L’équipage de 33 personnes tourne sur trois quarts, composés à moitié de professionnels et d’amateurs. Le capitaine Björn Ahlander assure l’un de ces quarts, tandis qu’un bosco supervise les manœuvres.

Devant le mât, un poste d’équipage où l’on entasse les affaires personnelles de l’équipage. Derrière le mât, une tente abrite une série de couchettes superposées où le quart de repos s’enroule dans les sacs de couchage, seul moment où il échappe au froid. À l’entrée de la tente, la cambuse où le cuisinier officie. Tous les repas se prennent à l’extérieur, faute de place pour s’abriter ou se réunir. Sur le pont, pièces de bois, câbles et cordages dégoulinent de coaltar. Sous le pont, une douche et deux bols de toilette. Il faut s’accroupir pour y accéder, mais le pont n’étant pas étanche, la douche peut avoir un goût d’eau salée. Pas facile tout de même la vie de viking au XXIe siècle….

«Au début, je le voyais comme l’expérience la plus difficile de ma carrière» témoigne Charline Gicquel. «Nous avions tous le sentiment d’aller vivre quelque chose d’unique. J’avais évidemment des appréhensions, mais au bout du compte, on apprend par tâtonnement et on finit par se faire à tout.»

Si l’équipage du Draken Harald Hårfagre a dû manifestement déployer ses facultés d’adaptation sur son parcours nordique, il a en revanche vécu dans la crainte permanente des paquets de mer que les pompes manuelles n’auraient pu étaler. Sur un navire dépourvu de dalots et dont le pont n’est pas étanche, l’équipage est sans cesse obnubilé par l’état de la mer.

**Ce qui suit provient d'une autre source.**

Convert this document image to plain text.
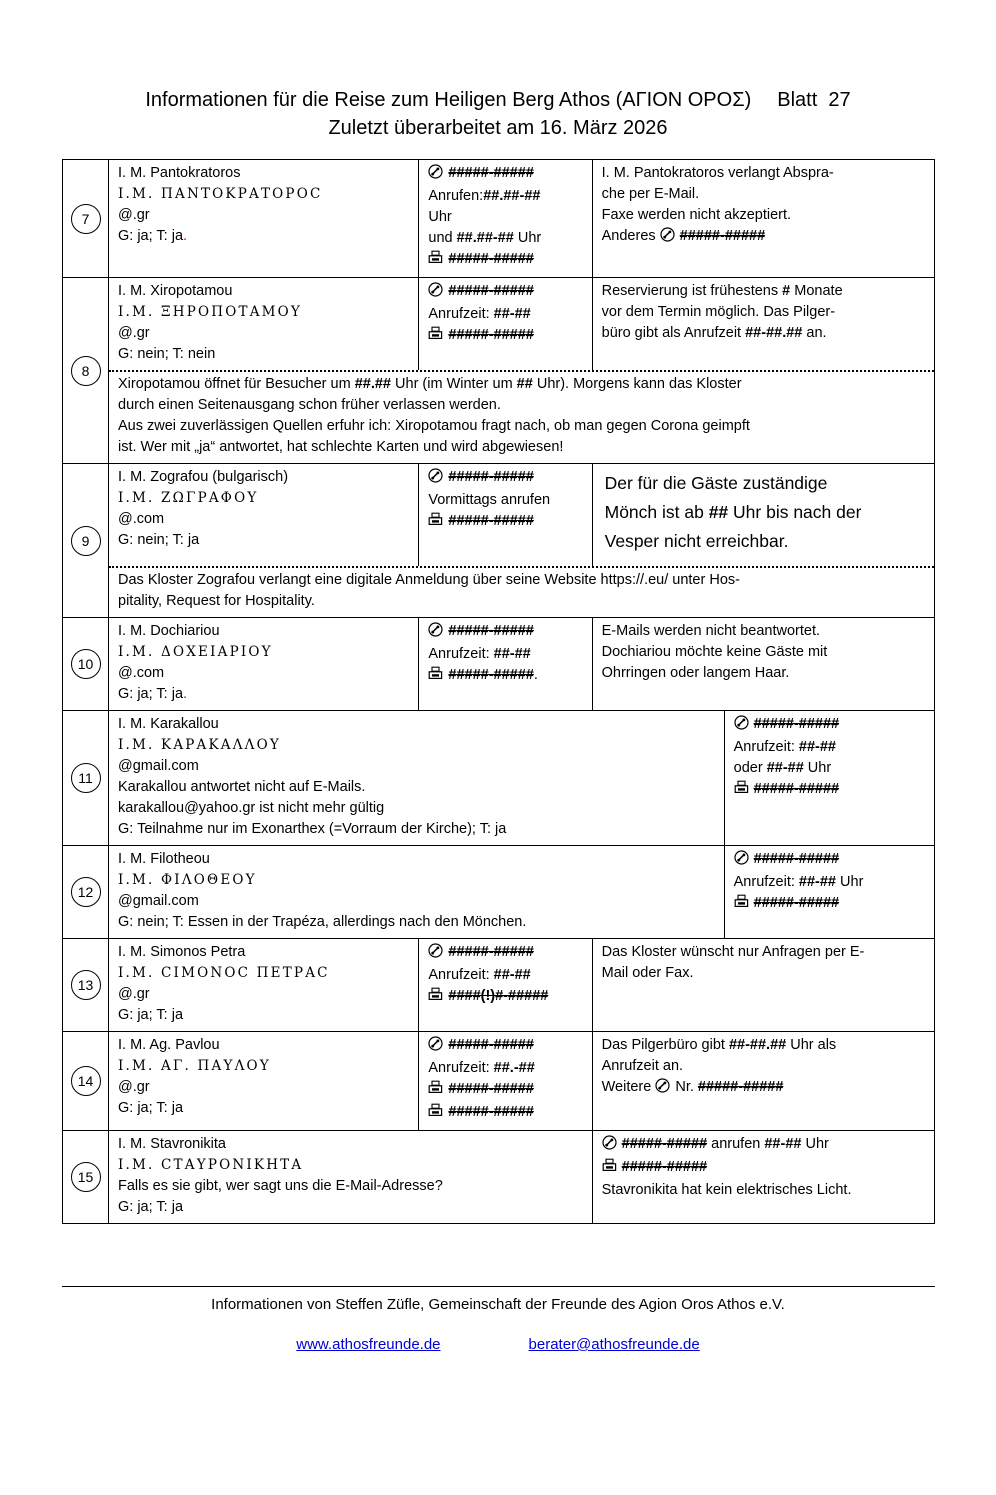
Informationen für die Reise zum Heiligen Berg Athos (ΑΓΙΟΝ ΟΡΟΣ) Blatt  27
Zuletzt überarbeitet am 16. März 2026
7
I. M. Pantokratoros
Ι.Μ. ΠΑΝΤΟΚΡΑΤΟΡΟC
@.gr
G: ja; T: ja.
#####-#####
Anrufen:##.##-##
Uhr
und ##.##-## Uhr
#####-#####
I. M. Pantokratoros verlangt Abspra-
che per E-Mail.
Faxe werden nicht akzeptiert.
Anderes #####-#####
8
I. M. Xiropotamou
Ι.Μ. ΞΗΡΟΠΟΤΑΜΟΥ
@.gr
G: nein; T: nein
#####-#####
Anrufzeit: ##-##
#####-#####
Reservierung ist frühestens # Monate
vor dem Termin möglich. Das Pilger-
büro gibt als Anrufzeit ##-##.## an.
Xiropotamou öffnet für Besucher um ##.## Uhr (im Winter um ## Uhr). Morgens kann das Kloster
durch einen Seitenausgang schon früher verlassen werden.
Aus zwei zuverlässigen Quellen erfuhr ich: Xiropotamou fragt nach, ob man gegen Corona geimpft
ist. Wer mit „ja“ antwortet, hat schlechte Karten und wird abgewiesen!
9
I. M. Zografou (bulgarisch)
Ι.Μ. ΖΩΓΡΑΦΟΥ
@.com
G: nein; T: ja
#####-#####
Vormittags anrufen
#####-#####
Der für die Gäste zuständige
Mönch ist ab ## Uhr bis nach der
Vesper nicht erreichbar.
Das Kloster Zografou verlangt eine digitale Anmeldung über seine Website https://.eu/ unter Hos-
pitality, Request for Hospitality.
10
I. M. Dochiariou
Ι.Μ. ΔΟΧΕΙΑΡΙΟΥ
@.com
G: ja; T: ja.
#####-#####
Anrufzeit: ##-##
#####-#####.
E-Mails werden nicht beantwortet.
Dochiariou möchte keine Gäste mit
Ohrringen oder langem Haar.
11
I. M. Karakallou
Ι.Μ. ΚΑΡΑΚΑΛΛΟΥ
@gmail.com
Karakallou antwortet nicht auf E-Mails.
karakallou@yahoo.gr ist nicht mehr gültig
G: Teilnahme nur im Exonarthex (=Vorraum der Kirche); T: ja
#####-#####
Anrufzeit: ##-##
oder ##-## Uhr
#####-#####
12
I. M. Filotheou
Ι.Μ. ΦΙΛΟΘΕΟΥ
@gmail.com
G: nein; T: Essen in der Trapéza, allerdings nach den Mönchen.
#####-#####
Anrufzeit: ##-## Uhr
#####-#####
13
I. M. Simonos Petra
Ι.Μ. CΙΜΟΝΟC ΠΕΤΡΑC
@.gr
G: ja; T: ja
#####-#####
Anrufzeit: ##-##
####(!)#-#####
Das Kloster wünscht nur Anfragen per E-
Mail oder Fax.
14
I. M. Ag. Pavlou
Ι.Μ. ΑΓ. ΠΑΥΛΟΥ
@.gr
G: ja; T: ja
#####-#####
Anrufzeit: ##.-##
#####-#####
#####-#####
Das Pilgerbüro gibt ##-##.## Uhr als
Anrufzeit an.
Weitere Nr. #####-#####
15
I. M. Stavronikita
Ι.Μ. CΤΑΥΡΟΝΙΚΗΤΑ
Falls es sie gibt, wer sagt uns die E-Mail-Adresse?
G: ja; T: ja
#####-##### anrufen ##-## Uhr
#####-#####
Stavronikita hat kein elektrisches Licht.
Informationen von Steffen Züfle, Gemeinschaft der Freunde des Agion Oros Athos e.V.
www.athosfreunde.de	berater@athosfreunde.de
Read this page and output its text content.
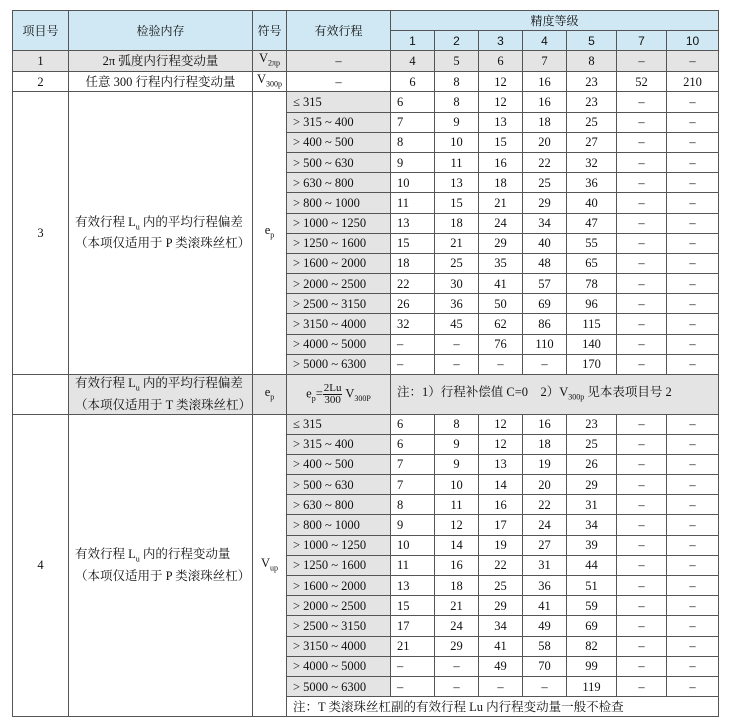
项目号	检验内存	符号	有效行程	精度等级						
				1	2	3	4	5	7	10
1	2π 弧度内行程变动量	$V_{2\pi p}$	–	4	5	6	7	8	–	–
2	任意 300 行程内行程变动量	$V_{300p}$	–	6	8	12	16	23	52	210
3	有效行程 $L_u$ 内的平均行程偏差
（本项仅适用于 P 类滚珠丝杠）	$e_p$	≤ 315	6	8	12	16	23	–	–
			> 315 ~ 400	7	9	13	18	25	–	–
			> 400 ~ 500	8	10	15	20	27	–	–
			> 500 ~ 630	9	11	16	22	32	–	–
			> 630 ~ 800	10	13	18	25	36	–	–
			> 800 ~ 1000	11	15	21	29	40	–	–
			> 1000 ~ 1250	13	18	24	34	47	–	–
			> 1250 ~ 1600	15	21	29	40	55	–	–
			> 1600 ~ 2000	18	25	35	48	65	–	–
			> 2000 ~ 2500	22	30	41	57	78	–	–
			> 2500 ~ 3150	26	36	50	69	96	–	–
			> 3150 ~ 4000	32	45	62	86	115	–	–
			> 4000 ~ 5000	–	–	76	110	140	–	–
			> 5000 ~ 6300	–	–	–	–	170	–	–
	有效行程 $L_u$ 内的平均行程偏差
（本项仅适用于 T 类滚珠丝杠）	$e_p$	$e_p= \frac{2Lu}{300} V_{300P}$	注：1）行程补偿值 C=0　$2)V_{300p}$ 见本表项目号 2						
4	有效行程 $L_u$ 内的行程变动量
（本项仅适用于 P 类滚珠丝杠）	$V_{up}$	≤ 315	6	8	12	16	23	–	–
			> 315 ~ 400	6	9	12	18	25	–	–
			> 400 ~ 500	7	9	13	19	26	–	–
			> 500 ~ 630	7	10	14	20	29	–	–
			> 630 ~ 800	8	11	16	22	31	–	–
			> 800 ~ 1000	9	12	17	24	34	–	–
			> 1000 ~ 1250	10	14	19	27	39	–	–
			> 1250 ~ 1600	11	16	22	31	44	–	–
			> 1600 ~ 2000	13	18	25	36	51	–	–
			> 2000 ~ 2500	15	21	29	41	59	–	–
			> 2500 ~ 3150	17	24	34	49	69	–	–
			> 3150 ~ 4000	21	29	41	58	82	–	–
			> 4000 ~ 5000	–	–	49	70	99	–	–
			> 5000 ~ 6300	–	–	–	–	119	–	–
			注：T 类滚珠丝杠副的有效行程 Lu 内行程变动量一般不检查							
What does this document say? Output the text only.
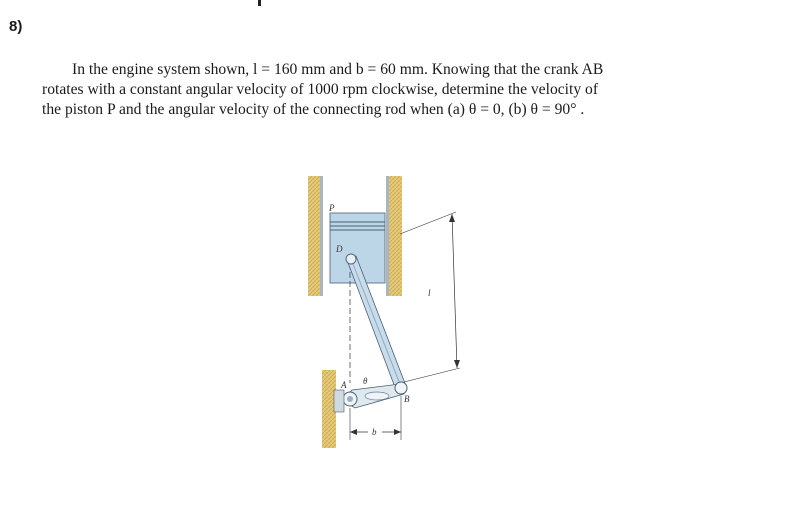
8)
In the engine system shown, l = 160 mm and b = 60 mm. Knowing that the crank AB
rotates with a constant angular velocity of 1000 rpm clockwise, determine the velocity of
the piston P and the angular velocity of the connecting rod when (a) θ = 0, (b) θ = 90° .
P
D
A θ
B
l
b
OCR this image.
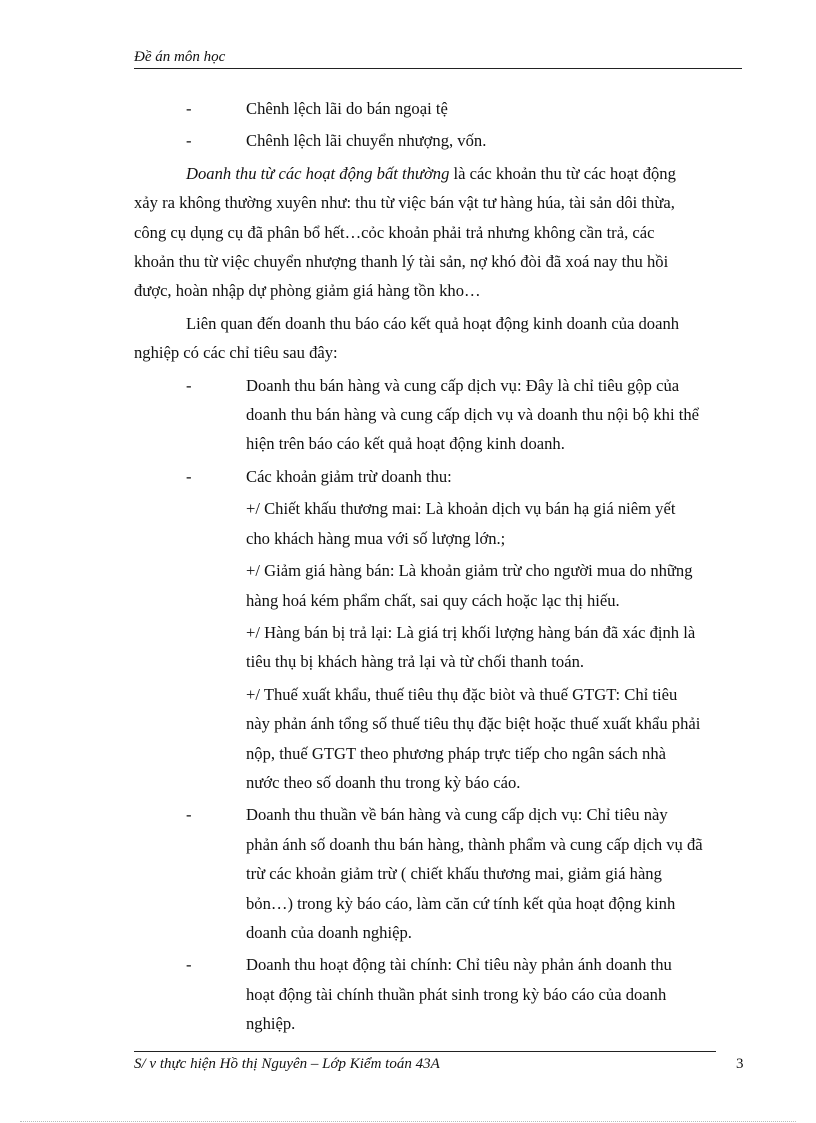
Đề án môn học
-	Chênh lệch lãi do bán ngoại tệ
-	Chênh lệch lãi chuyển nhượng, vốn.
Doanh thu từ các hoạt động bất thường là các khoản thu từ các hoạt động
xảy ra không thường xuyên như: thu từ việc bán vật tư hàng húa, tài sản dôi thừa,
công cụ dụng cụ đã phân bổ hết…cỏc khoản phải trả nhưng không cần trả, các
khoản thu từ việc chuyển nhượng thanh lý tài sản, nợ khó đòi đã xoá nay thu hồi
được, hoàn nhập dự phòng giảm giá hàng tồn kho…
Liên quan đến doanh thu báo cáo kết quả hoạt động kinh doanh của doanh
nghiệp có các chỉ tiêu sau đây:
-	Doanh thu bán hàng và cung cấp dịch vụ: Đây là chỉ tiêu gộp của
doanh thu bán hàng và cung cấp dịch vụ và doanh thu nội bộ khi thể
hiện trên báo cáo kết quả hoạt động kinh doanh.
-	Các khoản giảm trừ doanh thu:
+/ Chiết khấu thương mai: Là khoản dịch vụ bán hạ giá niêm yết
cho khách hàng mua với số lượng lớn.;
+/ Giảm giá hàng bán: Là khoản giảm trừ cho người mua do những
hàng hoá kém phẩm chất, sai quy cách hoặc lạc thị hiếu.
+/ Hàng bán bị trả lại: Là giá trị khối lượng hàng bán đã xác định là
tiêu thụ bị khách hàng trả lại và từ chối thanh toán.
+/ Thuế xuất khẩu, thuế tiêu thụ đặc biòt và thuế GTGT: Chỉ tiêu
này phản ánh tổng số thuế tiêu thụ đặc biệt hoặc thuế xuất khẩu phải
nộp, thuế GTGT theo phương pháp trực tiếp cho ngân sách nhà
nước theo số doanh thu trong kỳ báo cáo.
-	Doanh thu thuần về bán hàng và cung cấp dịch vụ: Chỉ tiêu này
phản ánh số doanh thu bán hàng, thành phẩm và cung cấp dịch vụ đã
trừ các khoản giảm trừ ( chiết khấu thương mai, giảm giá hàng
bỏn…) trong kỳ báo cáo, làm căn cứ tính kết qủa hoạt động kinh
doanh của doanh nghiệp.
-	Doanh thu hoạt động tài chính: Chỉ tiêu này phản ánh doanh thu
hoạt động tài chính thuần phát sinh trong kỳ báo cáo của doanh
nghiệp.
S/ v thực hiện Hồ thị Nguyên – Lớp Kiểm toán 43A	3
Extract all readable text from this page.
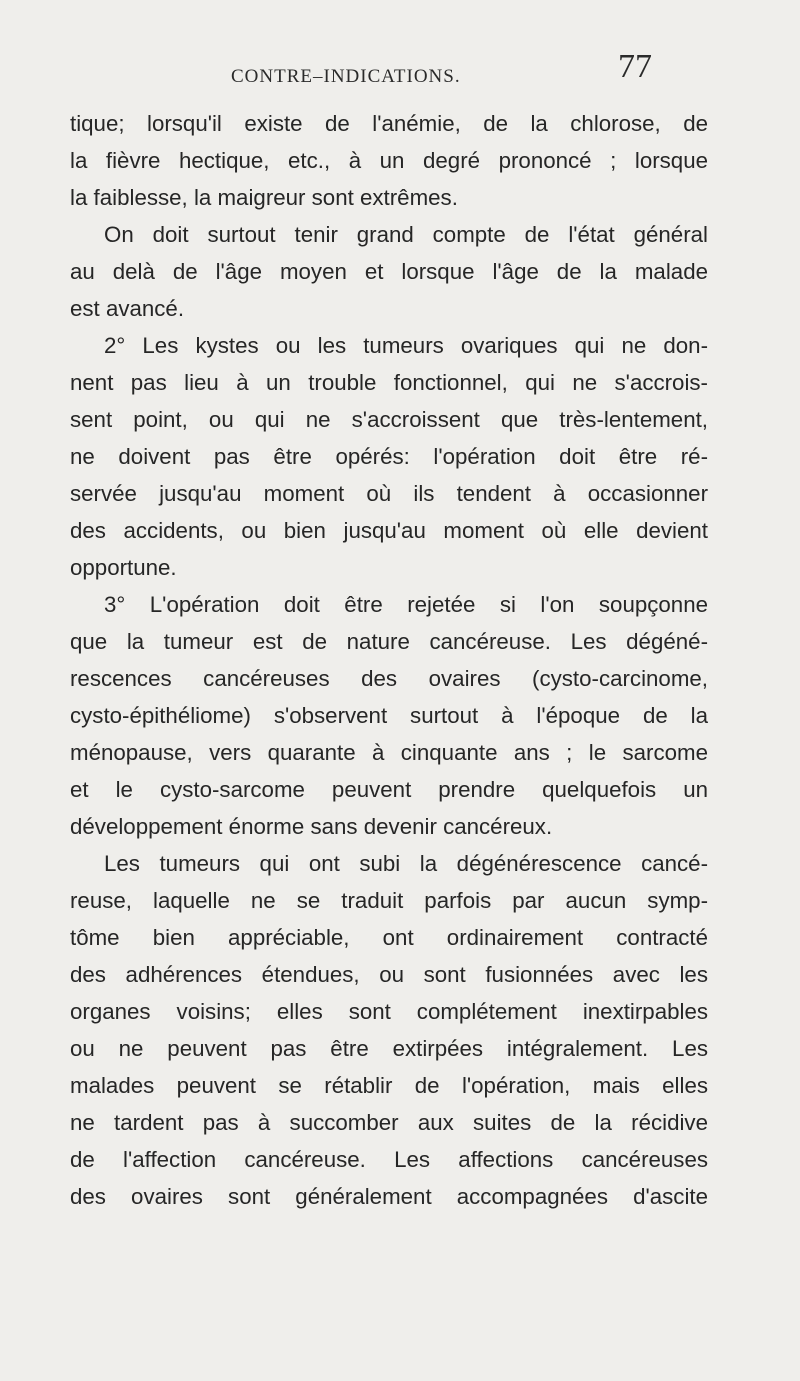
CONTRE–INDICATIONS.	77
tique; lorsqu'il existe de l'anémie, de la chlorose, de
la fièvre hectique, etc., à un degré prononcé ; lorsque
la faiblesse, la maigreur sont extrêmes.
On doit surtout tenir grand compte de l'état général
au delà de l'âge moyen et lorsque l'âge de la malade
est avancé.
2° Les kystes ou les tumeurs ovariques qui ne don-
nent pas lieu à un trouble fonctionnel, qui ne s'accrois-
sent point, ou qui ne s'accroissent que très-lentement,
ne doivent pas être opérés: l'opération doit être ré-
servée jusqu'au moment où ils tendent à occasionner
des accidents, ou bien jusqu'au moment où elle devient
opportune.
3° L'opération doit être rejetée si l'on soupçonne
que la tumeur est de nature cancéreuse. Les dégéné-
rescences cancéreuses des ovaires (cysto-carcinome,
cysto-épithéliome) s'observent surtout à l'époque de la
ménopause, vers quarante à cinquante ans ; le sarcome
et le cysto-sarcome peuvent prendre quelquefois un
développement énorme sans devenir cancéreux.
Les tumeurs qui ont subi la dégénérescence cancé-
reuse, laquelle ne se traduit parfois par aucun symp-
tôme bien appréciable, ont ordinairement contracté
des adhérences étendues, ou sont fusionnées avec les
organes voisins; elles sont complétement inextirpables
ou ne peuvent pas être extirpées intégralement. Les
malades peuvent se rétablir de l'opération, mais elles
ne tardent pas à succomber aux suites de la récidive
de l'affection cancéreuse. Les affections cancéreuses
des ovaires sont généralement accompagnées d'ascite
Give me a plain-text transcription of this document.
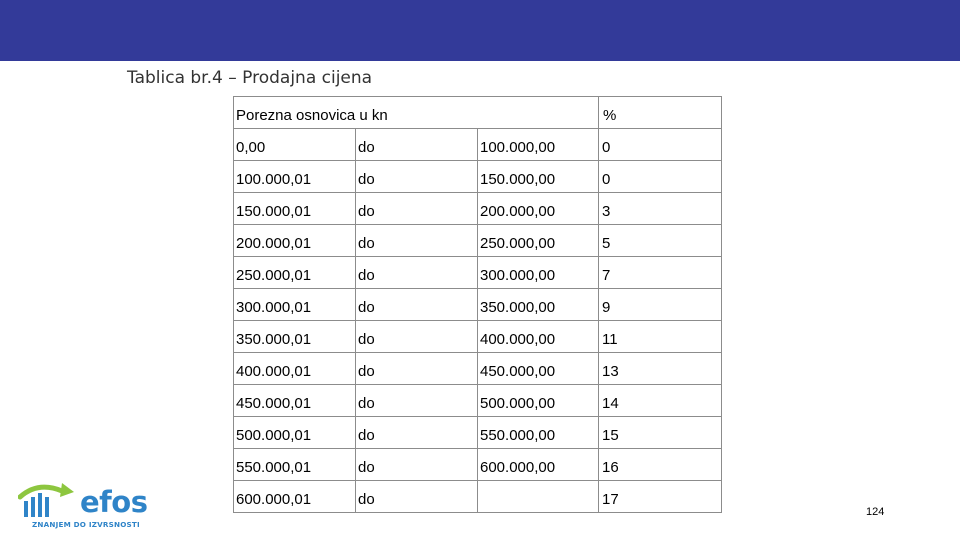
Tablica br.4 – Prodajna cijena
Porezna osnovica u kn			%
0,00	do	100.000,00	0
100.000,01	do	150.000,00	0
150.000,01	do	200.000,00	3
200.000,01	do	250.000,00	5
250.000,01	do	300.000,00	7
300.000,01	do	350.000,00	9
350.000,01	do	400.000,00	11
400.000,01	do	450.000,00	13
450.000,01	do	500.000,00	14
500.000,01	do	550.000,00	15
550.000,01	do	600.000,00	16
600.000,01	do		17
efos
ZNANJEM DO IZVRSNOSTI
124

Draken Harald Hårfagre a remonté le Saint-Laurent jusqu’aux Grands Lacs au cours de l’été. Il a dû affronter la rigidité administrative des pilotes américains qui l’ont obligé à utiliser leurs services. Le voyage a continué ensuite sur l’Hudson jusqu’à New York. Le drakkar hiverne actuellement au port musée de Mystic Seaport dans le Connecticut. Il doit remettre le cap sur la Scandinavie l’été prochain.